What the Future North American IP and the New EMEA Packaging Company Will Represent in Real Production Terms
International Paper has announced its plan to separate into two independent publicly traded companies, effectively dividing its North American operations from its EMEA packaging business. Beyond the financial headline, the industrial question is far more important: what production base, in real tonnage and corrugated output, will each company control?
The Structural Logic Behind the Split
The separation is expected within approximately 12–15 months and reflects diverging regional dynamics between North America and Europe in demand cycles, regulatory pressure, sustainability policy, and capital allocation strategy. After the transaction, the North American business will remain under the International Paper name, while the EMEA business will operate as a standalone company built around DS Smith and IP’s existing European assets.
The logic is regional specialization, capital discipline, and clearer margin visibility by geography.
The Future North American International Paper: Industrial Scale
The post-separation North American IP will retain its integrated U.S. and Canadian containerboard and corrugated converting system. According to International Paper’s latest annual reporting, the company operates in the United States 22 pulp and packaging mills, 157 converting and packaging plants, 16 recycling plants, and 3 bag facilities.
In production terms, International Paper’s North American containerboard capacity is estimated at approximately 13–14 million metric tons per year of linerboard and corrugating medium. This places it among the largest containerboard producers globally.
Corrugated box shipments for IP in North America are estimated at roughly 9–10 million metric tons annually, which translates to approximately 16–18 billion square meters of corrugated board output per year, depending on board grades and mix.
The North American business will remain vertically integrated, controlling fiber sourcing, recycling streams, containerboard mills, and converting plants across the region.
Any DS Smith assets located in North America are expected to remain within this North American perimeter after separation.
The New EMEA Packaging Company (Operating as DS Smith)
The EMEA entity will combine legacy DS Smith operations with International Paper’s Packaging Solutions EMEA assets across approximately 30 countries.
DS Smith’s latest reporting indicates a production footprint of roughly 184 packaging plants, 29 recycling depots, 16 paper mills, and additional logistics and depot facilities, totaling more than 230 industrial sites across the region depending on classification methodology.
In paper capacity terms, DS Smith operates approximately 7–8 million metric tons per year of corrugated case material, primarily recycled containerboard grades, across its European mills. Of its 14 CCM mills globally, 12 are located in Europe and will form the core of the new company’s paper base.
Corrugated production volume in EMEA is estimated at approximately 6–7 million metric tons annually, which corresponds to roughly 12–14 billion square meters of corrugated board output, depending on board specifications and regional mix.

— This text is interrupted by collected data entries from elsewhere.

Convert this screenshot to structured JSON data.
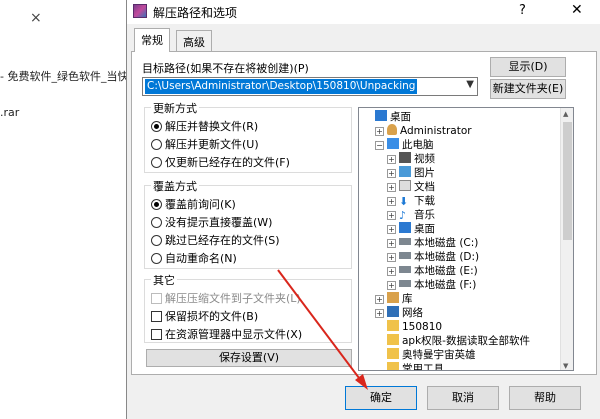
{
  "background_window": {
    "close_glyph": "×",
    "item_text": "- 免费软件_绿色软件_当快软",
    "file_text": ".rar"
  },
  "dialog": {
    "title": "解压路径和选项",
    "help_glyph": "?",
    "close_glyph": "✕",
    "tabs": [
      {
        "label": "常规",
        "active": true
      },
      {
        "label": "高级",
        "active": false
      }
    ],
    "target_path_label": "目标路径(如果不存在将被创建)(P)",
    "target_path_value": "C:\\Users\\Administrator\\Desktop\\150810\\Unpacking",
    "show_button": "显示(D)",
    "new_folder_button": "新建文件夹(E)",
    "update_mode": {
      "title": "更新方式",
      "options": [
        {
          "label": "解压并替换文件(R)",
          "selected": true
        },
        {
          "label": "解压并更新文件(U)",
          "selected": false
        },
        {
          "label": "仅更新已经存在的文件(F)",
          "selected": false
        }
      ]
    },
    "overwrite_mode": {
      "title": "覆盖方式",
      "options": [
        {
          "label": "覆盖前询问(K)",
          "selected": true
        },
        {
          "label": "没有提示直接覆盖(W)",
          "selected": false
        },
        {
          "label": "跳过已经存在的文件(S)",
          "selected": false
        },
        {
          "label": "自动重命名(N)",
          "selected": false
        }
      ]
    },
    "misc": {
      "title": "其它",
      "options": [
        {
          "label": "解压压缩文件到子文件夹(L)",
          "checked": false,
          "disabled": true
        },
        {
          "label": "保留损坏的文件(B)",
          "checked": false,
          "disabled": false
        },
        {
          "label": "在资源管理器中显示文件(X)",
          "checked": false,
          "disabled": false
        }
      ]
    },
    "save_settings_button": "保存设置(V)",
    "tree": {
      "items": [
        {
          "label": "桌面",
          "icon": "desktop-icon",
          "expander": ""
        },
        {
          "label": "Administrator",
          "icon": "user-folder-icon",
          "expander": "+"
        },
        {
          "label": "此电脑",
          "icon": "computer-icon",
          "expander": "−"
        },
        {
          "label": "视频",
          "icon": "video-folder-icon",
          "expander": "+"
        },
        {
          "label": "图片",
          "icon": "pictures-folder-icon",
          "expander": "+"
        },
        {
          "label": "文档",
          "icon": "documents-folder-icon",
          "expander": "+"
        },
        {
          "label": "下载",
          "icon": "downloads-folder-icon",
          "expander": "+"
        },
        {
          "label": "音乐",
          "icon": "music-folder-icon",
          "expander": "+"
        },
        {
          "label": "桌面",
          "icon": "desktop-folder-icon",
          "expander": "+"
        },
        {
          "label": "本地磁盘 (C:)",
          "icon": "drive-icon",
          "expander": "+"
        },
        {
          "label": "本地磁盘 (D:)",
          "icon": "drive-icon",
          "expander": "+"
        },
        {
          "label": "本地磁盘 (E:)",
          "icon": "drive-icon",
          "expander": "+"
        },
        {
          "label": "本地磁盘 (F:)",
          "icon": "drive-icon",
          "expander": "+"
        },
        {
          "label": "库",
          "icon": "library-icon",
          "expander": "+"
        },
        {
          "label": "网络",
          "icon": "network-icon",
          "expander": "+"
        },
        {
          "label": "150810",
          "icon": "folder-icon",
          "expander": ""
        },
        {
          "label": "apk权限-数据读取全部软件",
          "icon": "folder-icon",
          "expander": ""
        },
        {
          "label": "奥特曼宇宙英雄",
          "icon": "folder-icon",
          "expander": ""
        },
        {
          "label": "常用工具",
          "icon": "folder-icon",
          "expander": ""
        }
      ]
    },
    "ok_button": "确定",
    "cancel_button": "取消",
    "help_button": "帮助"
  },
  "colors": {
    "selection": "#0078d7",
    "arrow": "#d9261c"
  }
}
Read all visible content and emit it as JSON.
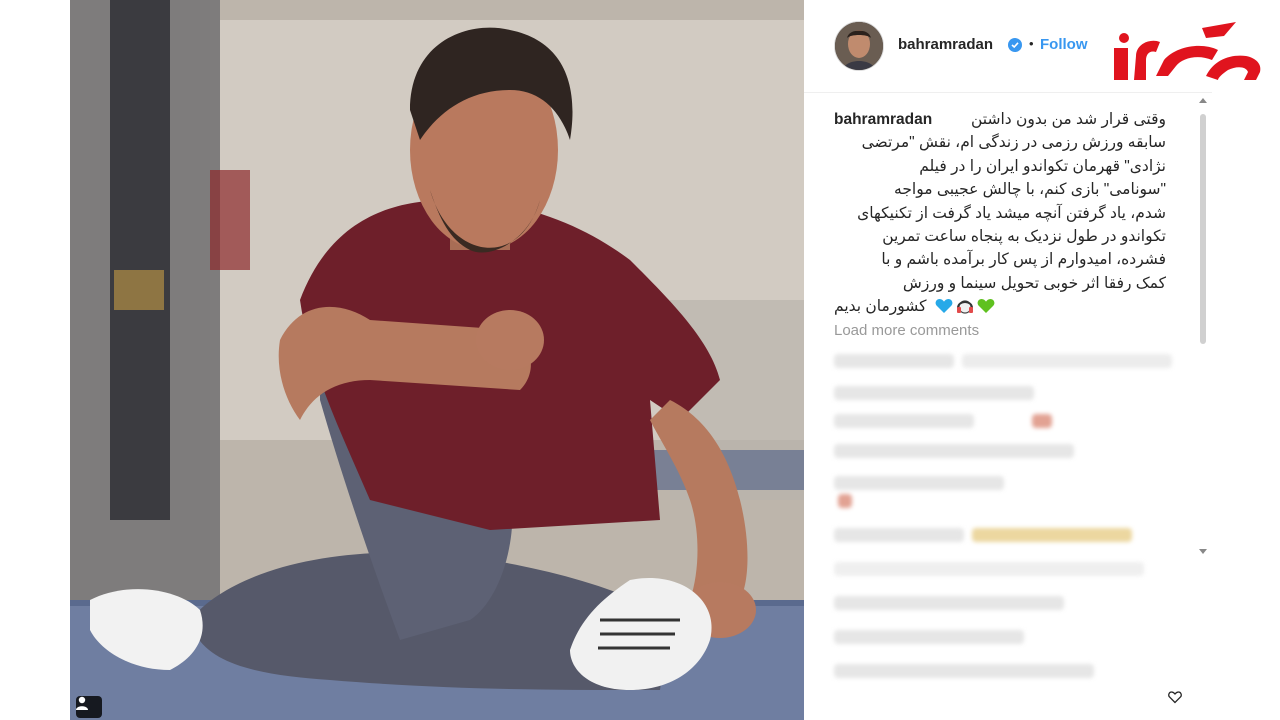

Industry reporting suggests the new EMEA entity could generate approximately $8.5 billion in annual revenue, positioning it as one of Europe’s largest dedicated corrugated packaging platforms.
Capacity Comparison: North America vs. EMEA
After the split, the North American IP will control a larger absolute containerboard capacity base, approximately 13–14 million tons of liner and medium annually, compared to the EMEA company’s estimated 7–8 million tons. In corrugated converting terms, North America is expected to remain the larger system in total tonnage, while the EMEA business will be more concentrated in recycled grades and circular packaging solutions.
North America will remain heavily integrated with internal virgin fiber supply and a strong mill modernization program, while the EMEA company will operate with a higher proportion of recycled fiber, shorter logistics distances, and regulatory-driven sustainability positioning.
In square meter output terms, North America may represent roughly 16–18 billion m² of corrugated annually, while EMEA may represent approximately 12–14 billion m².
What This Means for the Global Corrugated Industry
This restructuring effectively creates two regionally optimized industrial systems rather than one transatlantic giant. The North American International Paper will emerge as a focused containerboard and converting powerhouse with one of the world’s largest integrated fiber-to-box systems. The EMEA company operating as DS Smith will become a European circular packaging leader with strong recycling integration, design capabilities, and sustainability alignment.
For the global corrugated industry, this is more than a corporate separation. It signals a shift toward regional capital discipline, localized strategy, clearer production transparency, and operational specialization. The split will not reduce total global capacity, but it will change how that capacity is managed, invested, and strategically positioned in two fundamentally different regulatory and market environments.